La familia ha entregado cerca de 1.600 fotografías y multitud de material documental que se clasificarán y digitalizarán en el CIHMA

S. LLAMAS BARAKALDO.

El trabajo de Carlos Ibáñez para difundir la historia de Barakaldo seguirá tras su fallecimiento. Su familia ha donado al Ayuntamiento cerca de 1.600 fotografías y multitud de material documental como mapas, planos, programas de fiestas y recortes de prensa reunidos a lo largo de las décadas por este baracaldés, que da nombre a una calle de Lutxana.
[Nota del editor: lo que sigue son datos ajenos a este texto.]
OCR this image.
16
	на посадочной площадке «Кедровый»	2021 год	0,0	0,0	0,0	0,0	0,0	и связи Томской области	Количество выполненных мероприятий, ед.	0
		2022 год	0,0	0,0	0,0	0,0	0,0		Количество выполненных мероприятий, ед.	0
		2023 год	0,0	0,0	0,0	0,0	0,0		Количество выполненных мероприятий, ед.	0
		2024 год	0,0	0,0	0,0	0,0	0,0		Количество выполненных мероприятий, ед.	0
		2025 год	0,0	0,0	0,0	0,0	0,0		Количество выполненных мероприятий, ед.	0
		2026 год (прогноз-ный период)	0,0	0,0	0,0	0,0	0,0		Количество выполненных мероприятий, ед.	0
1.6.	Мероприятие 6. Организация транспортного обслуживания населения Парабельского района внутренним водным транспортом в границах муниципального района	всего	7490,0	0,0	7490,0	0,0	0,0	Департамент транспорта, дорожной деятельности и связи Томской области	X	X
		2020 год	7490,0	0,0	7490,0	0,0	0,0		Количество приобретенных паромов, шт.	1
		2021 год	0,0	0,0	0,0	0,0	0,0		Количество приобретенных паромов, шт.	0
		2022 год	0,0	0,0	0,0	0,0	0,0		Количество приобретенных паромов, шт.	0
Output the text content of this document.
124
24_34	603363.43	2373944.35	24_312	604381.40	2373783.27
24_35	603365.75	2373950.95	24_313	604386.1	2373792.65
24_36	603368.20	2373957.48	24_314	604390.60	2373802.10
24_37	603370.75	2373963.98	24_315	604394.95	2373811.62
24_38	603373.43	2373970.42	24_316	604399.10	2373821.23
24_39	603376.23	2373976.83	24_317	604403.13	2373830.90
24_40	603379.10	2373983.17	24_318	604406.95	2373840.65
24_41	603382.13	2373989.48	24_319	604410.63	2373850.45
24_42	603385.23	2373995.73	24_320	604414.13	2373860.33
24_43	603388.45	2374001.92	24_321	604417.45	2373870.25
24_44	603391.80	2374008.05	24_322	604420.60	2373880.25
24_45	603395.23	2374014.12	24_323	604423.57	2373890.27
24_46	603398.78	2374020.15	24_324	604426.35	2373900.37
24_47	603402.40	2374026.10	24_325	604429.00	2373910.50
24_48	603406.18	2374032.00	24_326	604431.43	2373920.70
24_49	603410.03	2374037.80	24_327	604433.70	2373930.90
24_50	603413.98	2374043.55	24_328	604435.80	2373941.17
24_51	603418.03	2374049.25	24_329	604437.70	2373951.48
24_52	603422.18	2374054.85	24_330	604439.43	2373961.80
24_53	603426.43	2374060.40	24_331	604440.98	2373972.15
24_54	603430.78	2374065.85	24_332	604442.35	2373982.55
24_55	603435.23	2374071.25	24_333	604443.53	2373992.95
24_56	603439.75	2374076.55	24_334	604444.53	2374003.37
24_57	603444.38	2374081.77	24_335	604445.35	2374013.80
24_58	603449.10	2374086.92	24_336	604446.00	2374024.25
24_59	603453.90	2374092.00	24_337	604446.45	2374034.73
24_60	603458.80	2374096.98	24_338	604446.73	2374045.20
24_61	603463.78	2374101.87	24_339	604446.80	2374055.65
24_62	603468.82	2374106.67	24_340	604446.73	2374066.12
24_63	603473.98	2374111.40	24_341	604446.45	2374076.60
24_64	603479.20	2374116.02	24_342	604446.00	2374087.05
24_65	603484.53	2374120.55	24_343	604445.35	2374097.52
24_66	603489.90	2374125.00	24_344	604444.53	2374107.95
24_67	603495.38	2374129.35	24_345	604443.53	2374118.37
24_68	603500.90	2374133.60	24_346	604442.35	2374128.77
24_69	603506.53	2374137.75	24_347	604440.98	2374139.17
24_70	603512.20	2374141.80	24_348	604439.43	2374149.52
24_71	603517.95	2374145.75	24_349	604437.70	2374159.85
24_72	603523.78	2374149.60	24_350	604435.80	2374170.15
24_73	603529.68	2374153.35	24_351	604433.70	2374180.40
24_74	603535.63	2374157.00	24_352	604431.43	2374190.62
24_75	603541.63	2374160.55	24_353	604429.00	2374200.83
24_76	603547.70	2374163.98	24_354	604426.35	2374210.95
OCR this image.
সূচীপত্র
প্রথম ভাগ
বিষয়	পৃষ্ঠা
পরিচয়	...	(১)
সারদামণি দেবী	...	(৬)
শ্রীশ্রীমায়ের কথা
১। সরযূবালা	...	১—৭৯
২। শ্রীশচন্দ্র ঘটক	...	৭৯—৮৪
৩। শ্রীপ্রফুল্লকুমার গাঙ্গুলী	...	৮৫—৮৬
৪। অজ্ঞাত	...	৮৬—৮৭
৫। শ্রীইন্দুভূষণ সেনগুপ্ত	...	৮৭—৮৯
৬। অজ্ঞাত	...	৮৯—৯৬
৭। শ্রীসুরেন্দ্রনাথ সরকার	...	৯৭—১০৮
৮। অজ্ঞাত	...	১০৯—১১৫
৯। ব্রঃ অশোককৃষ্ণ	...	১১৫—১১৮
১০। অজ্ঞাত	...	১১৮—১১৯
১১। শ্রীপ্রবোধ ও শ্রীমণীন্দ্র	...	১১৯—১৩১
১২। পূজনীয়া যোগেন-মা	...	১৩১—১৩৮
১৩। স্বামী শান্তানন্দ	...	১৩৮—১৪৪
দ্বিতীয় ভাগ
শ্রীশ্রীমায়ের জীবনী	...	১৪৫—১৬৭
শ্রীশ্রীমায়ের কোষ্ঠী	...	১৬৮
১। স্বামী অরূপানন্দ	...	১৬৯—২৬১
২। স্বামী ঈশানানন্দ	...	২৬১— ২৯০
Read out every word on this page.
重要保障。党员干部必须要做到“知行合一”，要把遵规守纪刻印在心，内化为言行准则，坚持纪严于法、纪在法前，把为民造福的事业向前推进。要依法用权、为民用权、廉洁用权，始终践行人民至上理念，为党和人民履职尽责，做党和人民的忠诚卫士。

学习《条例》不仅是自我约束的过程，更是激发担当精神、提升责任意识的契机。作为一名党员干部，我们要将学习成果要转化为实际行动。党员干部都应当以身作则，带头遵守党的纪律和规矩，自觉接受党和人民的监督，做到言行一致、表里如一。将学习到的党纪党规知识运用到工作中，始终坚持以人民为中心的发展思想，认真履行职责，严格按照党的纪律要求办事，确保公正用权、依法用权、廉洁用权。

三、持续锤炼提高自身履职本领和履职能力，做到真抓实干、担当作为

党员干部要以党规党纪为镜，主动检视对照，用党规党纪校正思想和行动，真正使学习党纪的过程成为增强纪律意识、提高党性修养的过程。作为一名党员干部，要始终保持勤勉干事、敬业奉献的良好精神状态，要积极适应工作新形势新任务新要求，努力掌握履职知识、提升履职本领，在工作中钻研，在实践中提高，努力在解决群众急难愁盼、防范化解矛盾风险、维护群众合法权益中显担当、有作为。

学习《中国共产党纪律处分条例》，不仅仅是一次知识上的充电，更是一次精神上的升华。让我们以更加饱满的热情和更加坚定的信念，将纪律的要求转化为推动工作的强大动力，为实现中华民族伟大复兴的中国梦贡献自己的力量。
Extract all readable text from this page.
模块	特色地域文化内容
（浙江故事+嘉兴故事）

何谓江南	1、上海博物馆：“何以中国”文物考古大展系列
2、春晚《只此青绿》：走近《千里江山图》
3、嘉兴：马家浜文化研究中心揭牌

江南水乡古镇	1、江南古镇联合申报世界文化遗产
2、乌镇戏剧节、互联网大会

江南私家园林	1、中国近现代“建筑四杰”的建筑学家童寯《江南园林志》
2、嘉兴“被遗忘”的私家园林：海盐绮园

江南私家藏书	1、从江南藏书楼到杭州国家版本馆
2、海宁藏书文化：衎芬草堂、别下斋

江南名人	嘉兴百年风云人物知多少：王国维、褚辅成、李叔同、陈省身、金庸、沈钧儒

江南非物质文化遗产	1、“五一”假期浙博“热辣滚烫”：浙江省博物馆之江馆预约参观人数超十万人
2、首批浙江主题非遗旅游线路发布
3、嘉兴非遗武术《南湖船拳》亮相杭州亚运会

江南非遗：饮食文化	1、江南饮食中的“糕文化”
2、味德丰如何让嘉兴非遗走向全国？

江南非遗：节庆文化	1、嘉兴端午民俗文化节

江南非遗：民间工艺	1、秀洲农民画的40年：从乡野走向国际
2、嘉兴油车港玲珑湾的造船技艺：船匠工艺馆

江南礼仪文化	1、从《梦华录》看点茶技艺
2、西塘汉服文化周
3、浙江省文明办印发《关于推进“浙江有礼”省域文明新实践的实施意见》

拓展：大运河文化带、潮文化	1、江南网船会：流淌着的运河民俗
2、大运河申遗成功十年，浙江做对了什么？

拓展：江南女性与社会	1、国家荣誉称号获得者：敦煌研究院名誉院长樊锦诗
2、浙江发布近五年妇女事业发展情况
El Centro de Interpretación Histórico y Medioambiental (CIHMA) del Regato clasificará y digitalizará este valioso archivo, que dará a conocer en junio a través de una exposición. «No nos lo podíamos quedar. Nuestro padre recibió este legado y ahora se lo devolvemos a Barakaldo», señalaron ayer sus hijos, Carlos y Begoña. Ellos recordaron que su padre tenía «una vena poética y literaria» como sobrino nieto de Antonio de Trueba, que reflejó en sus artículos y en los libros que publicó sobre el pasado de la localidad fabril.

Desde pequeño Ibáñez trabajó en una peluquería en Zaballa, que se convirtió en un punto de encuentro donde compartir historias sobre Barakaldo. La alcaldesa, Amaia del Campo, señaló que «su esfuerzo le servirá a las próximas generaciones».